HP CEO: Cooling His Heels in an Undisclosed Location?
Larry Ellison is dying to force Leo Apotheker to testify in the Oracle-SAP trial, but HP's CEO is nowhere to be found.
There's no lost love between these two companies and the last thing Hewlett-Packard wants is for its newly-appointed CEO - and, coincidentally, former SAP boss - to get smacked around by a Oracle hostile attorney. Oracle claims that SAP plundered password-protected Oracle websites, dealing it a $2 billion blow. (SAP has already announced that it won't contest allegations that it contributed to copyright infringement via a defunct third-party support unit TomorrowNow.)
Ellison would like nothing more than to give his attorneys a shot at Apotheker. When HP hired Apotheker, Ellison publicly ridiculed the appointment, writing to the Wall Street Journal that he was "speechless" after learning of the decision. "HP had several good internal candidates," he wrote. "But instead they pick a guy who was recently fired because he did such a bad job of running SAP."

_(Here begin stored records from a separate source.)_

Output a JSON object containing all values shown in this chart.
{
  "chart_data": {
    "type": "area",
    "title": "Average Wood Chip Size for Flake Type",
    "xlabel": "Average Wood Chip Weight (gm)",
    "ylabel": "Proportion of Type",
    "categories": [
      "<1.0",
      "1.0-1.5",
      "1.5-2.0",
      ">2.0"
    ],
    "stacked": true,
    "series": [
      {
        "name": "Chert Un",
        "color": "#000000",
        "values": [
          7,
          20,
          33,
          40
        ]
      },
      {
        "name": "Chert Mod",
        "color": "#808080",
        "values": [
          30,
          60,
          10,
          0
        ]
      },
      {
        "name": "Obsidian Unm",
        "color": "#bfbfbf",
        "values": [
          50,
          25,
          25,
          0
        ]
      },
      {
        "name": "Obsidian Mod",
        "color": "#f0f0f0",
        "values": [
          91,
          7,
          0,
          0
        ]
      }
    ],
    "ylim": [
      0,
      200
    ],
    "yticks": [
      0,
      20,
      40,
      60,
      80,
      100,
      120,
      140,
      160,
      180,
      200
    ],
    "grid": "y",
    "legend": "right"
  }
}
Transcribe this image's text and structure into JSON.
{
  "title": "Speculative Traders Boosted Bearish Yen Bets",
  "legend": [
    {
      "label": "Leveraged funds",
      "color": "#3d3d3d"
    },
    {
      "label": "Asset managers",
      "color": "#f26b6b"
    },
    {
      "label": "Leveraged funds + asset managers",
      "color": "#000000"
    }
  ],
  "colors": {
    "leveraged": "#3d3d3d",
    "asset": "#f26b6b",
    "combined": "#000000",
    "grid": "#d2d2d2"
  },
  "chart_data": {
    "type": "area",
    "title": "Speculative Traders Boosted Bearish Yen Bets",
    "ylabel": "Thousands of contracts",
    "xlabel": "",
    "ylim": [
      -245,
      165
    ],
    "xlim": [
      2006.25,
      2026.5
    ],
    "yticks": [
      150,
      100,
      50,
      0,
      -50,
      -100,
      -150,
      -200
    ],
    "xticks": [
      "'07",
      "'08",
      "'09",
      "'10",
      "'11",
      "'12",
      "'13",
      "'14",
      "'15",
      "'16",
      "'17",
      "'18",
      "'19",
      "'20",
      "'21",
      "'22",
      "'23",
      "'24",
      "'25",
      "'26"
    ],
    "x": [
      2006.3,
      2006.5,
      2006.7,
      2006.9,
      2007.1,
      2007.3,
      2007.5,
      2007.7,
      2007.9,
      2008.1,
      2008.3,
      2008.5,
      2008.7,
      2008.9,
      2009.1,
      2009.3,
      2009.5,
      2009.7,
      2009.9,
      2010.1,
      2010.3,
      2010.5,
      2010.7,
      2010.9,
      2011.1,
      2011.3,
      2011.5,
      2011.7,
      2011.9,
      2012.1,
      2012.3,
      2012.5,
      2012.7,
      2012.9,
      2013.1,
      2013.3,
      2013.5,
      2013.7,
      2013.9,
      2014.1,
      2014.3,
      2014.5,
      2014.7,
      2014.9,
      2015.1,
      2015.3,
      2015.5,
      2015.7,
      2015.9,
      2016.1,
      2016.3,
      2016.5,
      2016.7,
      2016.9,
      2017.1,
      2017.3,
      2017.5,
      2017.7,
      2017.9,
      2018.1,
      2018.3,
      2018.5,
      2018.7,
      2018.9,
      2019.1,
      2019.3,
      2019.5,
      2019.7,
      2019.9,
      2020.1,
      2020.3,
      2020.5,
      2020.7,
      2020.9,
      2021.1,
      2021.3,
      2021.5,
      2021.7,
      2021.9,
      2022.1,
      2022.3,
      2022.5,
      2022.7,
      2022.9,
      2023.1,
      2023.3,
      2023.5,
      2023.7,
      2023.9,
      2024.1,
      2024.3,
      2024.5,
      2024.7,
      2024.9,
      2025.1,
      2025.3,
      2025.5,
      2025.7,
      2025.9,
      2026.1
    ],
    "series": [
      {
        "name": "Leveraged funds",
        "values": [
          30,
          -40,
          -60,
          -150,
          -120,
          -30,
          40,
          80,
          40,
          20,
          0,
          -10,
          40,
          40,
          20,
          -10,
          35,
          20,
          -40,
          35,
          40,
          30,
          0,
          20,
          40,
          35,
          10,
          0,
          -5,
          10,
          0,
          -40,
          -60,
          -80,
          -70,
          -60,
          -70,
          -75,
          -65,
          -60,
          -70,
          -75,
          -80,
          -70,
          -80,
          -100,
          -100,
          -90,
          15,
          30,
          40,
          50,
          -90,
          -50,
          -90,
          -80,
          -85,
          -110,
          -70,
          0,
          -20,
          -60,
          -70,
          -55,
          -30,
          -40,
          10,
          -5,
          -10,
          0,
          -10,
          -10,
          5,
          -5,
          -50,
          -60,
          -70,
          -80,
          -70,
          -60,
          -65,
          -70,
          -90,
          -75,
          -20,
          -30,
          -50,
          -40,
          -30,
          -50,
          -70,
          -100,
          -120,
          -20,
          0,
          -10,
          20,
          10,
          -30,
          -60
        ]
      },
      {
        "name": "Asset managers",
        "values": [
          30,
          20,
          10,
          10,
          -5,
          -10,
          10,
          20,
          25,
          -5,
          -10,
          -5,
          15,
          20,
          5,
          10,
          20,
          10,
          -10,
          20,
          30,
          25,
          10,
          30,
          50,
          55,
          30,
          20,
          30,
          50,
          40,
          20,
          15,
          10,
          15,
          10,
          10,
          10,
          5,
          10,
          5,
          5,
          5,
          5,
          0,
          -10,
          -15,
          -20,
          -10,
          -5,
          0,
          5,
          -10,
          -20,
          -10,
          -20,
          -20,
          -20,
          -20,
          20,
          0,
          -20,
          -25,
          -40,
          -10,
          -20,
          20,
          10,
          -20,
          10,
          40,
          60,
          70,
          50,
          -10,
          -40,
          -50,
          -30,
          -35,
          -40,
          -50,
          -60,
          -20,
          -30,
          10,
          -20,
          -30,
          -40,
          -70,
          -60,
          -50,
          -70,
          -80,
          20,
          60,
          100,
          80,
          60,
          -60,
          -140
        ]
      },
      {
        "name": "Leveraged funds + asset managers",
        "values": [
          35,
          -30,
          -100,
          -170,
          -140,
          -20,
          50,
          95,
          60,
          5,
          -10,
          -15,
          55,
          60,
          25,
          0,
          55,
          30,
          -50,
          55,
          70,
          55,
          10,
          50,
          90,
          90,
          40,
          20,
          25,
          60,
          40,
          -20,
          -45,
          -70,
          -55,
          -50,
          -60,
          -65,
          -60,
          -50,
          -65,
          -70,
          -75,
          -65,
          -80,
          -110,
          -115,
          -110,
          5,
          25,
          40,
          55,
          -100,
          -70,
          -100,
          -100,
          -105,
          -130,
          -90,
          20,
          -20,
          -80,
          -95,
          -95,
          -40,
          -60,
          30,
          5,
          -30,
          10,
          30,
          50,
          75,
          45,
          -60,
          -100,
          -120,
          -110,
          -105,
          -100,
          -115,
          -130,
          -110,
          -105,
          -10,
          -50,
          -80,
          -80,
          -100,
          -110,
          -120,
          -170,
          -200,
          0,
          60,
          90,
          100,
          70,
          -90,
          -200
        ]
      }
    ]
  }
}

So is it any surprise that Apotheker is not to be found? According to a statement put out by Oracle:
"Hewlett Packard has refused to accept service of a subpoena requiring Mr. Apotheker to testify about his role in SAP's illegal conduct," the company said. "Mr. Apotheker started work for HP on Monday, but it now appears that the HP Board of Directors has decided to keep him away from HP's headquarters and outside the court's jurisdiction."
Not to be deterred, Oracle says its battalions of subpoena servers intend to get their man.
"We will continue to try to serve him," says Oracle.
Don't hold your breath, counters HP.
"Oracle had ample opportunity to question Leo during his sworn deposition in October 2008 and chose not to include him as a live trial witness until he was named CEO of HP," an HP spokesperson said in a statement. "Given Leo's limited knowledge of and role in the matter, Oracle's last-minute effort to require him to appear live at trial is no more than an effort to harass him and interfere with his duties and responsibilities as HP's CEO."